The output file is as follows:
"2016-02-19T07:32:36.8420000-08:00","User1",,True,"72a0660e-22df-428e-b672-e0977007177f"
"2016-02-17T11:52:43.6350000-08:00","User2",,True,"4a0cd19a-6e67-4d95-a119-4eda590226ba"
"2016-02-17T11:59:08.8320000-08:00","User2","2016-02-17T11:52:43.6350000-08:00",False,"4a0cd19a-6e67-4d95-a119-4eda590226ba"
"2016-02-11T07:04:17.2630000-08:00","User3",,True,"51860a7a-1610-4f74-a9ea-69d5eef7cd9c"
"2016-02-11T07:10:33.9720000-08:00","User3","2016-02-11T07:04:17.2630000-08:00",False,"51860a7a-1610-4f74-a9ea-69d5eef7cd9c"
"2016-02-15T21:27:41.8210000-08:00","User3","2016-02-11T07:10:33.9720000-08:00",False,"4d2bc48d-bdf3-4591-a9c1-7b15ceb8e074"
"2016-02-16T05:48:49.6360000-08:00","User3","2016-02-15T21:27:41.8210000-08:00",False,"dd3006d0-2dcd-42d0-b3a2-bc03dd77c8b9"
"2016-02-16T06:22:43.6390000-08:00","User3","2016-02-16T05:48:49.6360000-08:00",False,"dd3006d0-2dcd-42d0-b3a2-bc03dd77c8b9"
"2016-02-17T16:29:53.2280000-08:00","User3","2016-02-16T06:22:43.6390000-08:00",False,"2fa899c7-eecf-4b1b-a8cd-30c5357b4f3a"
"2016-02-17T16:39:07.2430000-08:00","User3","2016-02-17T16:29:53.2280000-08:00",False,"2fa899c7-eecf-4b1b-a8cd-30c5357b4f3a"
"2016-02-17T17:20:39.3220000-08:00","User3","2016-02-17T16:39:07.2430000-08:00",False,"2fa899c7-eecf-4b1b-a8cd-30c5357b4f3a"
"2016-02-19T05:23:54.5710000-08:00","User3","2016-02-17T17:20:39.3220000-08:00",False,"6ca7ed80-c149-4c22-b24b-94ff5b0d824d"
"2016-02-19T05:48:37.7510000-08:00","User3","2016-02-19T05:23:54.5710000-08:00",False,"6ca7ed80-c149-4c22-b24b-94ff5b0d824d"
"2016-02-19T06:40:27.4830000-08:00","User3","2016-02-19T05:48:37.7510000-08:00",False,"6ca7ed80-c149-4c22-b24b-94ff5b0d824d"
"2016-02-19T07:27:37.7550000-08:00","User3","2016-02-19T06:40:27.4830000-08:00",False,"6ca7ed80-c149-4c22-b24b-94ff5b0d824d"
"2016-02-19T19:35:40.9450000-08:00","User3","2016-02-19T07:27:37.7550000-08:00",False,"3f385f0b-3e68-4456-ac74-ff6cef093674"
"2016-02-20T00:07:37.8250000-08:00","User3","2016-02-19T19:35:40.9450000-08:00",False,"685f76d5-ca48-4c58-b77d-bd3a9ddb33da"
"2016-02-11T09:01:33.9720000-08:00","User4",,True,"9f0cf696-c8ba-449a-8d5f-1ca6ed8f2ee8"
"2016-02-17T06:30:38.6210000-08:00","User4","2016-02-11T09:01:33.9720000-08:00",False,"8b11fd2a-01bf-4a5e-a9af-3c92c4e4382a"

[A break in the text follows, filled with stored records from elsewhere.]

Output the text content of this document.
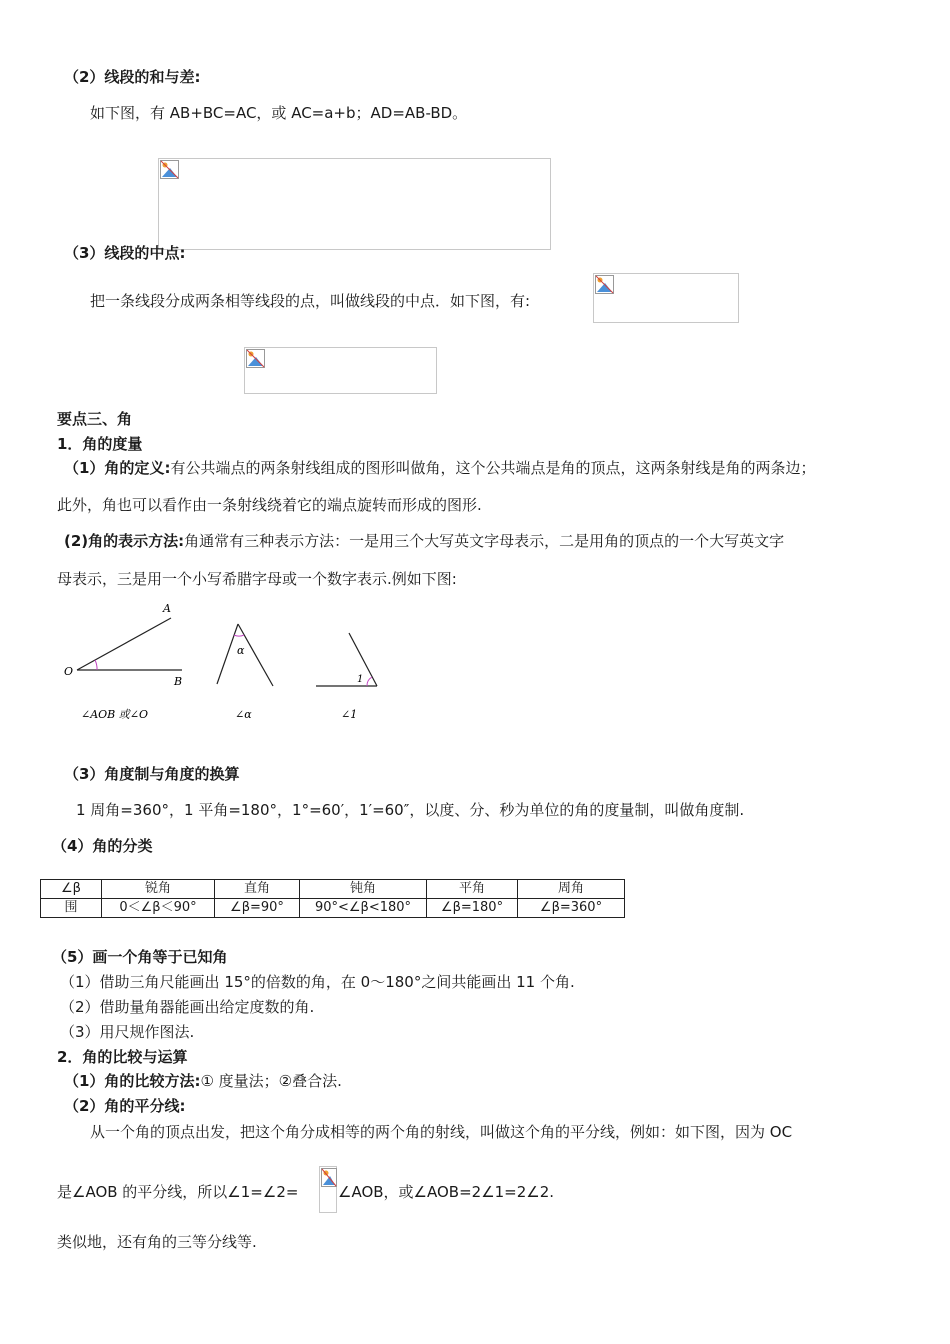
（2）线段的和与差:
如下图，有 AB+BC=AC，或 AC=a+b；AD=AB-BD。
（3）线段的中点:
把一条线段分成两条相等线段的点，叫做线段的中点．如下图，有:
要点三、角
1．角的度量
（1）角的定义:有公共端点的两条射线组成的图形叫做角，这个公共端点是角的顶点，这两条射线是角的两条边；
此外，角也可以看作由一条射线绕着它的端点旋转而形成的图形.
(2)角的表示方法:角通常有三种表示方法：一是用三个大写英文字母表示，二是用角的顶点的一个大写英文字
母表示，三是用一个小写希腊字母或一个数字表示.例如下图:
A
O
B
∠AOB 或∠O
α
∠α
1
∠1
（3）角度制与角度的换算
1 周角=360°，1 平角=180°，1°=60′，1′=60″，以度、分、秒为单位的角的度量制，叫做角度制.
（4）角的分类
∠β	锐角	直角	钝角	平角	周角
围	0＜∠β＜90°	∠β=90°	90°<∠β<180°	∠β=180°	∠β=360°
（5）画一个角等于已知角
（1）借助三角尺能画出 15°的倍数的角，在 0～180°之间共能画出 11 个角.
（2）借助量角器能画出给定度数的角.
（3）用尺规作图法.
2．角的比较与运算
（1）角的比较方法:① 度量法；②叠合法.
（2）角的平分线:
从一个角的顶点出发，把这个角分成相等的两个角的射线，叫做这个角的平分线，例如：如下图，因为 OC
是∠AOB 的平分线，所以∠1=∠2=	∠AOB，或∠AOB=2∠1=2∠2.
类似地，还有角的三等分线等.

"2016-02-17T22:15:26.4020000-08:00","User4","2016-02-17T06:30:38.6210000-08:00",False,"4e1cb707-3b5f-49c1-90c7-9b33b86ca1f4"
"2016-02-18T14:37:27.6560000-08:00","User4","2016-02-17T22:15:26.4020000-08:00",False,"f4e44400-e837-40ed-8dfd-2ea264d4e338"
"2016-02-19T01:20:31.4800000-08:00","User4","2016-02-18T14:37:27.6560000-08:00",False,"2136f4cf-7c7d-43c1-8ae2-08f4ad6a6e08"
This example demonstrates a more complicated use-case scenario in which we use a global variable inside a code-behind section that's applied to the entire memory rowset.